Rapid onsite evaluation (ROSE) is a critical component of FNA procedure by pathologists and cytotechnologists to increase the diagnostic yield of FNA procedures. Multiple studies have reported improved specimen adequacy with this technique[30-32] further emphasizing its unique role in patient care. In addition to improving diagnostic adequacy, ROSE also facilitates triaging of specimens that require ancillary diagnostic tests. In the current case, ROSE determined that the specimen was devoid of colloid and follicular cells and mainly consisted of singly scattered lymphocytes. A determination to triage a portion of the specimen for flow cytometric analysis was made during ROSE for evaluating lymphoproliferative processes. Flow cytometry was critical in making the right diagnosis and confirmed the nonneoplastic nature of the lesion, consistent with aberrant ectopic intrathyroidal thymic tissue with additional help from cell block.[33] FNA procedure without ROSE assessment may put the patient at risk for a more invasive procedure, especially if the cellblock contains insufficient diagnostic material. Therefore, the role of ROSE in evaluating and triaging cytopathology specimens cannot be overemphasized since it enhances diagnostic yield. One particular case illustrated here highlights ROSE’s critical role during the FNA procedure for effective patient care by submitting the needle rises for flow cytometry. The cases such as the one illustrated here highlight the critical role of ROSE during FNA procedure for effective patient care.

SUMMARY

Thyroid nodules are uncommon in the pediatric population and when they do occur, are more likely to be malignant and associated with local, regional, or distant metastasis.

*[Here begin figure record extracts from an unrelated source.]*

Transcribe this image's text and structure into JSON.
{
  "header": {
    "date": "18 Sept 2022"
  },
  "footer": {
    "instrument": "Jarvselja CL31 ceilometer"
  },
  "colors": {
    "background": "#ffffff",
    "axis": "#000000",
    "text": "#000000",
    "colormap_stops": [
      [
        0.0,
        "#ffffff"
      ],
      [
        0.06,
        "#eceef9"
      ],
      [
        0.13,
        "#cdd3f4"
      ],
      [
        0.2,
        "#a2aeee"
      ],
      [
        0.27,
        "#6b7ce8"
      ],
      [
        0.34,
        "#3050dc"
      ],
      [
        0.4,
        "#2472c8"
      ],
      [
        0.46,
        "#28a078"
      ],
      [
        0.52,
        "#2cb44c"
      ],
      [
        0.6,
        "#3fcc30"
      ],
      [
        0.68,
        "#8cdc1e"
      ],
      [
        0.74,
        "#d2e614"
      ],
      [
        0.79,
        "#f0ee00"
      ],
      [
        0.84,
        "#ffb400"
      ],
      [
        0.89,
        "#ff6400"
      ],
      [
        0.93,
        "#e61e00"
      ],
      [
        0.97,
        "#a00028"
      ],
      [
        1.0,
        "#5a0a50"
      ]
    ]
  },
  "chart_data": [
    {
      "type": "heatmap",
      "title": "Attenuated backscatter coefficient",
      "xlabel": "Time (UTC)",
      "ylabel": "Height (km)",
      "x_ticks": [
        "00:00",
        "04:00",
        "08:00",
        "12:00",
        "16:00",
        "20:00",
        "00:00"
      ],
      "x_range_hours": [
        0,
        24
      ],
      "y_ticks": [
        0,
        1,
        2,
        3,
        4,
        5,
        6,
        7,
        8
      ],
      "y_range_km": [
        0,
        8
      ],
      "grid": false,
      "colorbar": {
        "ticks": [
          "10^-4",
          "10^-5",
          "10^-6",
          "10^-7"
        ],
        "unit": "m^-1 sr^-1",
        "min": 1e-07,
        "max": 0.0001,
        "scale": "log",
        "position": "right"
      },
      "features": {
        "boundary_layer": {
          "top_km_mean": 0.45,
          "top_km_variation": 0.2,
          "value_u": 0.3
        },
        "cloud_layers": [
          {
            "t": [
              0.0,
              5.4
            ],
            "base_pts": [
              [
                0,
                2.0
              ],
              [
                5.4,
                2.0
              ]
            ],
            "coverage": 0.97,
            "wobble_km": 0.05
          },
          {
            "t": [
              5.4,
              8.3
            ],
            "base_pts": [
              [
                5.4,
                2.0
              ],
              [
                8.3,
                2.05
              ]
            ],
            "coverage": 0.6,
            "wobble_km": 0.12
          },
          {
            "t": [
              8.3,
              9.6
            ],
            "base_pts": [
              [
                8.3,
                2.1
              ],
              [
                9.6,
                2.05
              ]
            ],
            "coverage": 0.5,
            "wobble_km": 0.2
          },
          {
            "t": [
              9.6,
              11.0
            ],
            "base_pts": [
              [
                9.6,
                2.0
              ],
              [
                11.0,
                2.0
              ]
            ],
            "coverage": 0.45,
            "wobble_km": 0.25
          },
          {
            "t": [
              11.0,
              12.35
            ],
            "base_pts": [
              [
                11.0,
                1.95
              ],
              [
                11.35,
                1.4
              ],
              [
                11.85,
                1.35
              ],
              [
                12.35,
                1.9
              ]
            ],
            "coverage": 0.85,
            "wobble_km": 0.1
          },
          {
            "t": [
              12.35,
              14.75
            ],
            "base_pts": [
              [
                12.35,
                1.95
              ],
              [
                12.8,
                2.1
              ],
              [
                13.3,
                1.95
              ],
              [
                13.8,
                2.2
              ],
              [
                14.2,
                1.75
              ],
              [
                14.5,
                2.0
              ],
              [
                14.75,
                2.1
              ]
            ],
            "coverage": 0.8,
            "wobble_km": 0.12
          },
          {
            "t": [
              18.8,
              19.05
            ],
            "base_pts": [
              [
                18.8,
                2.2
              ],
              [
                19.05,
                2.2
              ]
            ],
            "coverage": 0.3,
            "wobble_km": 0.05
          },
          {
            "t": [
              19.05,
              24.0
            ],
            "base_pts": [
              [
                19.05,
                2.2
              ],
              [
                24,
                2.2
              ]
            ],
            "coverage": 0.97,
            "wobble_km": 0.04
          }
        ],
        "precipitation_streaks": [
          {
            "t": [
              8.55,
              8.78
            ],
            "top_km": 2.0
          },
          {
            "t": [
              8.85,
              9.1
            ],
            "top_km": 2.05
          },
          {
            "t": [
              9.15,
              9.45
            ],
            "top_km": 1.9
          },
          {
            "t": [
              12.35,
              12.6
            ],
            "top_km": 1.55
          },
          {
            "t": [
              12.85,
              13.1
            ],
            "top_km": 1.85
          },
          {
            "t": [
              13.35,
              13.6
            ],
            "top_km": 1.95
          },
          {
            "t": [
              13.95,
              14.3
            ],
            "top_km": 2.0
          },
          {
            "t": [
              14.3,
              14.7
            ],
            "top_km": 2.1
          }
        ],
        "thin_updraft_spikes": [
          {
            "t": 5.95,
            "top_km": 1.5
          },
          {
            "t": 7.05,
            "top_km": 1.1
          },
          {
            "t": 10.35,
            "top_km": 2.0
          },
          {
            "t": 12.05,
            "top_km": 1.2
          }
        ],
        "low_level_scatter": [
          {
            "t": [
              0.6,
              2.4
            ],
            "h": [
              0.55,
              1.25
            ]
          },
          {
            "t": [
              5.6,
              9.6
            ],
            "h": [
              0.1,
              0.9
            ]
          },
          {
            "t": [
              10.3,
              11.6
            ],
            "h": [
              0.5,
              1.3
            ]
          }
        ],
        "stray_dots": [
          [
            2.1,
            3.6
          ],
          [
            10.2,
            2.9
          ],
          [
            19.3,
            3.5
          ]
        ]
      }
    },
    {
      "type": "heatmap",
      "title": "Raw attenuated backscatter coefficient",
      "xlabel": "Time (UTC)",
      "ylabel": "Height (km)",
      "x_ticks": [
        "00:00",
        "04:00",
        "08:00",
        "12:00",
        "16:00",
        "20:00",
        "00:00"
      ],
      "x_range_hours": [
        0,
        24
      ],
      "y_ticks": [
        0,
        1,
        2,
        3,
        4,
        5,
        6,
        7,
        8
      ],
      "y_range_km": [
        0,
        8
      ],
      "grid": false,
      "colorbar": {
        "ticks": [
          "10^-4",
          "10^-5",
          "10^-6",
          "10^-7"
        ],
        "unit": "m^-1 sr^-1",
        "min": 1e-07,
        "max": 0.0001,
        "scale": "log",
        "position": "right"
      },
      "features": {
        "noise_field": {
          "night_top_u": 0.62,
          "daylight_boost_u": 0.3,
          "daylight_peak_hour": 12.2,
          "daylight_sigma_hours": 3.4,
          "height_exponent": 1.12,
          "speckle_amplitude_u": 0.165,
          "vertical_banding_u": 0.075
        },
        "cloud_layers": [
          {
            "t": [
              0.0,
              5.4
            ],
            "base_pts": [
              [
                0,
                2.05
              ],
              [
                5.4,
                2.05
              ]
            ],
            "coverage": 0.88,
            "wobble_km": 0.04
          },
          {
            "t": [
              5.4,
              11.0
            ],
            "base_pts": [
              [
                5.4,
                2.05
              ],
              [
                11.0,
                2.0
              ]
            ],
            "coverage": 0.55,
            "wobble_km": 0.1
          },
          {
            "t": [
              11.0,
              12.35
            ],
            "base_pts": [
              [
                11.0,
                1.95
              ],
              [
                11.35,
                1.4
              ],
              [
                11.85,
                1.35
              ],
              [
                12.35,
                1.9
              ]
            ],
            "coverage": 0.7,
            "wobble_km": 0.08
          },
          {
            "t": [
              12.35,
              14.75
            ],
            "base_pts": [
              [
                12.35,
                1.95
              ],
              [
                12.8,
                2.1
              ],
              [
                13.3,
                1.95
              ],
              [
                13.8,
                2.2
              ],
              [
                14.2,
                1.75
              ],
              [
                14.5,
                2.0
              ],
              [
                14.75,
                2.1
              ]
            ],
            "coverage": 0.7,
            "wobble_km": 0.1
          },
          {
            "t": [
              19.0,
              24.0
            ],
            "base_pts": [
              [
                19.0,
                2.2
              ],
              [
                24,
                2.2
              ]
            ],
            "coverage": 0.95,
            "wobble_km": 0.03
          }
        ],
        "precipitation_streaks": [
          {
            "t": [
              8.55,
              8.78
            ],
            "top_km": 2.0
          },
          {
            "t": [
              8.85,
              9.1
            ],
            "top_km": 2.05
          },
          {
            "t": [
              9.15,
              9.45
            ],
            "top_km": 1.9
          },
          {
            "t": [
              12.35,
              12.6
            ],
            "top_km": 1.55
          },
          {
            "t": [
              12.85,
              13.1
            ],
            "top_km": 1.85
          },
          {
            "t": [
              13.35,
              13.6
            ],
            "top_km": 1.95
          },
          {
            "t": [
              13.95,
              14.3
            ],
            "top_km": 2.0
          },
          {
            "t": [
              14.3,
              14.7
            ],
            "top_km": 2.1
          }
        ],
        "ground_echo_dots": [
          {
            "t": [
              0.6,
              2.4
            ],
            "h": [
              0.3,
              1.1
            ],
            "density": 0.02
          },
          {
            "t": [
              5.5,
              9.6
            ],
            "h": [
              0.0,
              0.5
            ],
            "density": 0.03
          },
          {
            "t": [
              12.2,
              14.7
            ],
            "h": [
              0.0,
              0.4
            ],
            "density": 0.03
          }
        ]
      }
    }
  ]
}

Ectopic thymic tissue in the thyroid is a rare occurrence in children and may be mistaken for other B and T lymphocytic lesions on FNA procedures due to morphologically overlapping low-grade lymphoproliferative lesions. ROSE during an FNA procedure is critical because it can initiate appropriate triage of the specimen for ancillary testing and increase diagnostic accuracy. This would minimize the potential of invasive procedures and interventions.